案内係は?警護にあたっていた騎士は?いくら王宮とは言え必ず安全とは限らないのに誰もいないなんて――
嫌な予感がしてサロンの入口を見ると、僅かに開いていたので、そっと中を覗く――――ロザリアを布でぐるぐる巻きにしている男がいる事に気付く。
友達の窮地にすぐさまサロンに入った――
「そこのあなた、その女性は私の友達なの。置いていってくださらない?」
私は出来る限り相手を刺激しないように…………尚且つ少しでも時間を稼ぐように話した。早くヒルドかテオドールが来て…………

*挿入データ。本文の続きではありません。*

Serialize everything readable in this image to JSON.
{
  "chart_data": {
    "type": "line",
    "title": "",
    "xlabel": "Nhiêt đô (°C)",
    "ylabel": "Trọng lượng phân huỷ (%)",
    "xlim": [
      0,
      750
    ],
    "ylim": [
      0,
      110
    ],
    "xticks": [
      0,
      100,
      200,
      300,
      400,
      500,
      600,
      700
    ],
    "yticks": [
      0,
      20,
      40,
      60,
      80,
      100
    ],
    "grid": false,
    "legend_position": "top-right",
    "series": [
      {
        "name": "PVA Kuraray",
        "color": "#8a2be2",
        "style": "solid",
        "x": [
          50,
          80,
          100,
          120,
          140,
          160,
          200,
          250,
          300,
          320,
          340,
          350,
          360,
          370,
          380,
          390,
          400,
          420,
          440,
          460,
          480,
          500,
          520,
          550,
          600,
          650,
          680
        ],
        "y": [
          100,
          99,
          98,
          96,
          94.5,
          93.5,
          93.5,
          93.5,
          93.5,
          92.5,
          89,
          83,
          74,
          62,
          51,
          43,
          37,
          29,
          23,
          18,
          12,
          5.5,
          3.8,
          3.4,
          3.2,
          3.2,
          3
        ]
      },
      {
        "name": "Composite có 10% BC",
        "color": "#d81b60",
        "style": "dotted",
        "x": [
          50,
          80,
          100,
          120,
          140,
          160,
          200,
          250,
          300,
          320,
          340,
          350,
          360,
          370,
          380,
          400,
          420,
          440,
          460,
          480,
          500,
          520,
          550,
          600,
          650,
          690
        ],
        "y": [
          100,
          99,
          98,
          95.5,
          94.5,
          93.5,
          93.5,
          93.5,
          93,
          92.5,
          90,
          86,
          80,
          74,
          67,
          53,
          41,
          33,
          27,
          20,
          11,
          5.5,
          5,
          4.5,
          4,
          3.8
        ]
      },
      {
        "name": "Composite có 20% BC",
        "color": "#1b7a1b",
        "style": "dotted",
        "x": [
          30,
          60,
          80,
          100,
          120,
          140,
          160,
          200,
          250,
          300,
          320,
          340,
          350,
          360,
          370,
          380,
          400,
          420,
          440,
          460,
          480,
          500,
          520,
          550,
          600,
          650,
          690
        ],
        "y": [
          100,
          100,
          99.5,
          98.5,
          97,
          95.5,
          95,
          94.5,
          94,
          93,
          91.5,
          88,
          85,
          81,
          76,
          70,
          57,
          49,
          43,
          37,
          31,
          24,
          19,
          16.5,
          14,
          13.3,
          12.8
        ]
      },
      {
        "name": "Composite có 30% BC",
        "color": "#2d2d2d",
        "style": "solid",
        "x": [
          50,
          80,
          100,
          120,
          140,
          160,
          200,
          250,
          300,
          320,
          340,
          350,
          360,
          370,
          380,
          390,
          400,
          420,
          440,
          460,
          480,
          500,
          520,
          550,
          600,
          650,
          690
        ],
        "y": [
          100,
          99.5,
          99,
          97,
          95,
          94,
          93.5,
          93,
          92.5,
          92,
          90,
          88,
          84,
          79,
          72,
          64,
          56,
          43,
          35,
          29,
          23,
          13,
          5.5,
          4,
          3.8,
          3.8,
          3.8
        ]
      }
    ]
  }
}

「…………それは出来ない頼みですね。私がここにいる事は目を瞑ってもらいたいところですが…………そうもいかないようですね」
「当たり前でしょ?友達の窮地を見過ごす人間がいると思って?その子を置きなさい!」
私が大きな声を出したと同時に男がロザリアを抱えながら走ってきて、突進してきたっ――
私は護身術を習っていたので、何とかかわしたのだけど……ドレスが重くてバランスを崩す――逃すものか――――咄嗟に男の足にしがみつき、時間を稼ぐ。男は私を引きずった状態で扉から出て行こうとする。